Season three of “True Detective” had incredibly high expectations to live up to. After the critically unacclaimed season two, comprised of undeveloped characters and unconnected murders, Nic Pizzolatto had to prove that he could live up to the standards set by McConaughey and Harrelson in season one.
It started strong but lost steam around episodes four through six, and then rushed to resolve the murder mystery –– which actually proved to be shocking. Even though this season was drastically better than the prior, it lacked a resolution that left the detectives, as well as the audience, without proper closure.
Like season one, season three had a dazzling cast that opened up layers of raw emotion on the screen. Starring Mahershala Ali as Detective Wayne Hays, and Stephen Dorff as Hays’ detective partner, Roland West, the show starts with the two Arkansas detectives investigating the disappearance of two children.
Throughout the show, the camera lens shifts and tells the mysteries, not chronologically, of the murder case at different points in the detectives’ lives. It switches from when they first started working the case, to when the case was reopened for investigation, and finally discover the truth behind the children’s disappearance when they were old men. It featured a powerful female writer, Hays’ wife, Amelia, played by Carmen Ejogo, as she unlocks clues and motives while writing a book about the case. The acting, more so than the plot, supported the show in its entirety.
Even though Tom and Lucy Purcell, the missing children’s parents, were only supporting actors, their minute-long screams of horror and streams of tears permeated through the screen, and you could feel their pain. There were some excellent one-liners tossed here and impressionable passages read aloud from Amelia’s book, but is good dialogue enough to make a fine show into a memorable one?
The first episodes were riveting as you teetered between time periods and characters and began to feel that fresh chill of discomfort and apprehension. Towards the middle of the season, very similarly to season two, they introduced and reintroduced characters that had no connection to the case and tried to tie a very small relationship into the disappearances. It became hard to distinguish the shift in time, and what was happening in the past-present and the present-present.

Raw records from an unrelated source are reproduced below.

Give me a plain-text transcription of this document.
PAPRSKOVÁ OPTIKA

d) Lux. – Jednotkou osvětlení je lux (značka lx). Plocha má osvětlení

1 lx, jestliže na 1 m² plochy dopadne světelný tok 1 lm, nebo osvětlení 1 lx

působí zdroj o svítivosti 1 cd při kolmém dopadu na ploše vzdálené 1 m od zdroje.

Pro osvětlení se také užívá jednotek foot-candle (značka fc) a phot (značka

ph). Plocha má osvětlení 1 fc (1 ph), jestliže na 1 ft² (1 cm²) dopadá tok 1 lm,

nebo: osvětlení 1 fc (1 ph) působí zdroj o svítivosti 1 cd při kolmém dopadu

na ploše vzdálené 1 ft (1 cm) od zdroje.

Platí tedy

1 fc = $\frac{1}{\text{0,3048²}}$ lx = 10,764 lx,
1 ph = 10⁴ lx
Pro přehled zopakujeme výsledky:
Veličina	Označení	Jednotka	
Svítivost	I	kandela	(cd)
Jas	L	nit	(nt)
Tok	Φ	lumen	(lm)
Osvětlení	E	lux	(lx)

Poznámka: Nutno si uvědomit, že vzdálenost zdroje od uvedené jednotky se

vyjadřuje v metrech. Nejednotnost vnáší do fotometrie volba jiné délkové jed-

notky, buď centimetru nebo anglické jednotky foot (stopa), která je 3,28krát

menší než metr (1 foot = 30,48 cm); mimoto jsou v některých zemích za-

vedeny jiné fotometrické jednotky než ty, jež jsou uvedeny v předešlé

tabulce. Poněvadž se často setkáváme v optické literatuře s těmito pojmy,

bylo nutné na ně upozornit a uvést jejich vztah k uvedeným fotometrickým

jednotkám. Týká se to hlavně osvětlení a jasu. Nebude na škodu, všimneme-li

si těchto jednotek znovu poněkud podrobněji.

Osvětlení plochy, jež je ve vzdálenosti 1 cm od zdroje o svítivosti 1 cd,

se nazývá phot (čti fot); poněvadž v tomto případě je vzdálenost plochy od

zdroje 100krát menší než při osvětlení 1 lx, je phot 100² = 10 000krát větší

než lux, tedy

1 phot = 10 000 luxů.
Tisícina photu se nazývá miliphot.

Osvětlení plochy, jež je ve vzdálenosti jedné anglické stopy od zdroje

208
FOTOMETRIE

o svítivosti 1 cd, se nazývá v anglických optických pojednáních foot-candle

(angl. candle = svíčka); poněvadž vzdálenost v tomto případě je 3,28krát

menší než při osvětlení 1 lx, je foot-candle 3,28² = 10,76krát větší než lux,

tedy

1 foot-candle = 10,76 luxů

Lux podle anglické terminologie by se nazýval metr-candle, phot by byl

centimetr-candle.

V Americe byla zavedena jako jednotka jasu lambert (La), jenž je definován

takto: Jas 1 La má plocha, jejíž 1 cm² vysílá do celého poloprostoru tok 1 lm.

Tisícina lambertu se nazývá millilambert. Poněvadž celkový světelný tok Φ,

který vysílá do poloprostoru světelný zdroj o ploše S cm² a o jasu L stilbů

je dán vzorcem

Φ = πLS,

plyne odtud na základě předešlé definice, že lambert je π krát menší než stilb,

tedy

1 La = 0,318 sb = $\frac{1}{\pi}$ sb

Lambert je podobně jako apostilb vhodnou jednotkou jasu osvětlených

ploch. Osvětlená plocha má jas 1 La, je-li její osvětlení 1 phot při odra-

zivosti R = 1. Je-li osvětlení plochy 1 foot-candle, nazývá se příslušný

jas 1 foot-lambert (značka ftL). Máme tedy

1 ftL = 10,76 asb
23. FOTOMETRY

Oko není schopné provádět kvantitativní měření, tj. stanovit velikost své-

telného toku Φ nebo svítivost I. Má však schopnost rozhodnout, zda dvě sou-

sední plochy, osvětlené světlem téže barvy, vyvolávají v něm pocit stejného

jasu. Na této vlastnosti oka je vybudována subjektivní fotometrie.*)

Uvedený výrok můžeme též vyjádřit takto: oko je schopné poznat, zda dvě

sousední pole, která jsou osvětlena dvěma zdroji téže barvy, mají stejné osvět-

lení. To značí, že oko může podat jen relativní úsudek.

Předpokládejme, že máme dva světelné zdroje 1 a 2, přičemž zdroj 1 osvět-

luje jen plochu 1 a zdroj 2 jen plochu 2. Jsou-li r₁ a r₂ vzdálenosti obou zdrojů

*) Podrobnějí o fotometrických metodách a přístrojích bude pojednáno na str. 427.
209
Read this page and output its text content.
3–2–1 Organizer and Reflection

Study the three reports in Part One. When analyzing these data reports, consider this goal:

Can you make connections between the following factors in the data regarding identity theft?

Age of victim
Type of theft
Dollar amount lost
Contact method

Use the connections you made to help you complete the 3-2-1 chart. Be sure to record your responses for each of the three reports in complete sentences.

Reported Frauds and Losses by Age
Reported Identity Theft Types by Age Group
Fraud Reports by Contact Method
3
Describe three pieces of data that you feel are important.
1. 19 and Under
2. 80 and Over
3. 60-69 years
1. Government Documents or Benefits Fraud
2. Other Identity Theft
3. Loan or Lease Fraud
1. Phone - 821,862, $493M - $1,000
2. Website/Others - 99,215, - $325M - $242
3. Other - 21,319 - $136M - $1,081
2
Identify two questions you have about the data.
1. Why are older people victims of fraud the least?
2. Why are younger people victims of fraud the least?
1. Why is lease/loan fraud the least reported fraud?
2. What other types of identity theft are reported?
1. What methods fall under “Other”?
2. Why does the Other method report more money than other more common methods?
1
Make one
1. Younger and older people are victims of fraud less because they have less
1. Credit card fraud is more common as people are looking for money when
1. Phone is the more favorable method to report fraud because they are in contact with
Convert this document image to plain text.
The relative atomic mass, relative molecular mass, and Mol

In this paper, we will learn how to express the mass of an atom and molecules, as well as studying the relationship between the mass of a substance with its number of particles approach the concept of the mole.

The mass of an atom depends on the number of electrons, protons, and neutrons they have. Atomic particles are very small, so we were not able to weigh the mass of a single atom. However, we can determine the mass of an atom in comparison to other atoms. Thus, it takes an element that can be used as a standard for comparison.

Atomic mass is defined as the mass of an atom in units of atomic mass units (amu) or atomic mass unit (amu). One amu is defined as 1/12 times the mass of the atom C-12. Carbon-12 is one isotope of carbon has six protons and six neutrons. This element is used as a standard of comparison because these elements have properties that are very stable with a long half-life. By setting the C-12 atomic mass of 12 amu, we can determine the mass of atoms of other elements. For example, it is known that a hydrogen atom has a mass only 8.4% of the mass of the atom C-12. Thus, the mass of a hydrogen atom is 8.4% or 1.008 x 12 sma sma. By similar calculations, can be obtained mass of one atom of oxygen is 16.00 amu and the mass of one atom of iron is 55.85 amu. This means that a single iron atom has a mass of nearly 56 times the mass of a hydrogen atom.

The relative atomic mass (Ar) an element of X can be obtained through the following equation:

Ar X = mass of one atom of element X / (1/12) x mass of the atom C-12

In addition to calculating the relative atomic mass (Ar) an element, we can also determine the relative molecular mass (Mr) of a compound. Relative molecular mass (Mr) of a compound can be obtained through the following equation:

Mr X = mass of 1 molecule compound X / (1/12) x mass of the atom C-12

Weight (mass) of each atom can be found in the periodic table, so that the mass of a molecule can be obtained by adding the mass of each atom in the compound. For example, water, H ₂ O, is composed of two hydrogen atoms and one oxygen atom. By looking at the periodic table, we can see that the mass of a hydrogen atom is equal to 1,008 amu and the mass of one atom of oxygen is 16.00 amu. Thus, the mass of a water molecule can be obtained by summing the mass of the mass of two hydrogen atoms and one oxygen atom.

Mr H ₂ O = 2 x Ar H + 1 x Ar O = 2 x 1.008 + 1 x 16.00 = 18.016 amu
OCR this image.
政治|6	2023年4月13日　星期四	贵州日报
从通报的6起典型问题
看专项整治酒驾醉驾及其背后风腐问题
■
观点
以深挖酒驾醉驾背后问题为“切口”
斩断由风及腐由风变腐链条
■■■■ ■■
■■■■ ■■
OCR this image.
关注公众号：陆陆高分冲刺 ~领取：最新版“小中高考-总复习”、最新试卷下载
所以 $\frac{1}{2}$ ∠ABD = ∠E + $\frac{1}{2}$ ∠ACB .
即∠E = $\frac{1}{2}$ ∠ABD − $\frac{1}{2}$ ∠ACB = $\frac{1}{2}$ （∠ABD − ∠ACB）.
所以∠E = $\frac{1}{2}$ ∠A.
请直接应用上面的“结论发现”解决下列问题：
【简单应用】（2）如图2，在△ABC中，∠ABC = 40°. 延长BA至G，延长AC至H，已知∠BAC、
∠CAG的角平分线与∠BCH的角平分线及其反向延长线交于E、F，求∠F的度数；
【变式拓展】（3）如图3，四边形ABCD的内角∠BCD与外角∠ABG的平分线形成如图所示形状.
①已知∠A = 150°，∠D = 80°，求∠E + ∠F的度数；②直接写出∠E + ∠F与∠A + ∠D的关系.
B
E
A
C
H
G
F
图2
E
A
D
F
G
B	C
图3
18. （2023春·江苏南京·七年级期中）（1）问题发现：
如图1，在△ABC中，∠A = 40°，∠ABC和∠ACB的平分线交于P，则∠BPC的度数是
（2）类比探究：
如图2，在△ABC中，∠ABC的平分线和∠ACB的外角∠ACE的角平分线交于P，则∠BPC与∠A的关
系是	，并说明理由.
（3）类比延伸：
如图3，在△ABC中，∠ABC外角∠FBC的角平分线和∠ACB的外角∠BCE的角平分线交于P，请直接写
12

What struck a moment of confusion was Hays’ sporadic hallucinations of his dead wife, Amelia, which made me wonder how much of his findings were real or a bi-product of a possible PTSD trauma mixed with memory loss. The last two episodes were overloaded with information. You discover what happened, but realize that there is some deceitfulness hidden within every truth, a very common theme that riddled the episodes. However, the “resolution” came from places and people that should have been emphasized more. Maybe it was Pizzolatto’s way of showing how our eyes tend to overlook the things we choose not to notice, but if so, he missed the point with some of his character development.
“True Detective” achieved what it sought to do: deliver a gripping and unexpected ending filled with twists and U-turns during the journey. The beginning and end lived up to the high expectations, but the middle, the meat of the season, got lost in its ambition. It was worth the eight hours it took to watch, not only because of the core actors and actresses, but also the underlying pattern: There wasn’t just one person who was responsible. The whole town was accountable for the crimes. No one was perfectly righteous, yet no one was perfectly innocent either. Even the detectives showed how their selfish actions led to the mystery being solved when it was too late to help, which speaks for true crime in America today. If that’s what this season was trying to portray, we should all watch and open our eyes to the truth and injustice around us.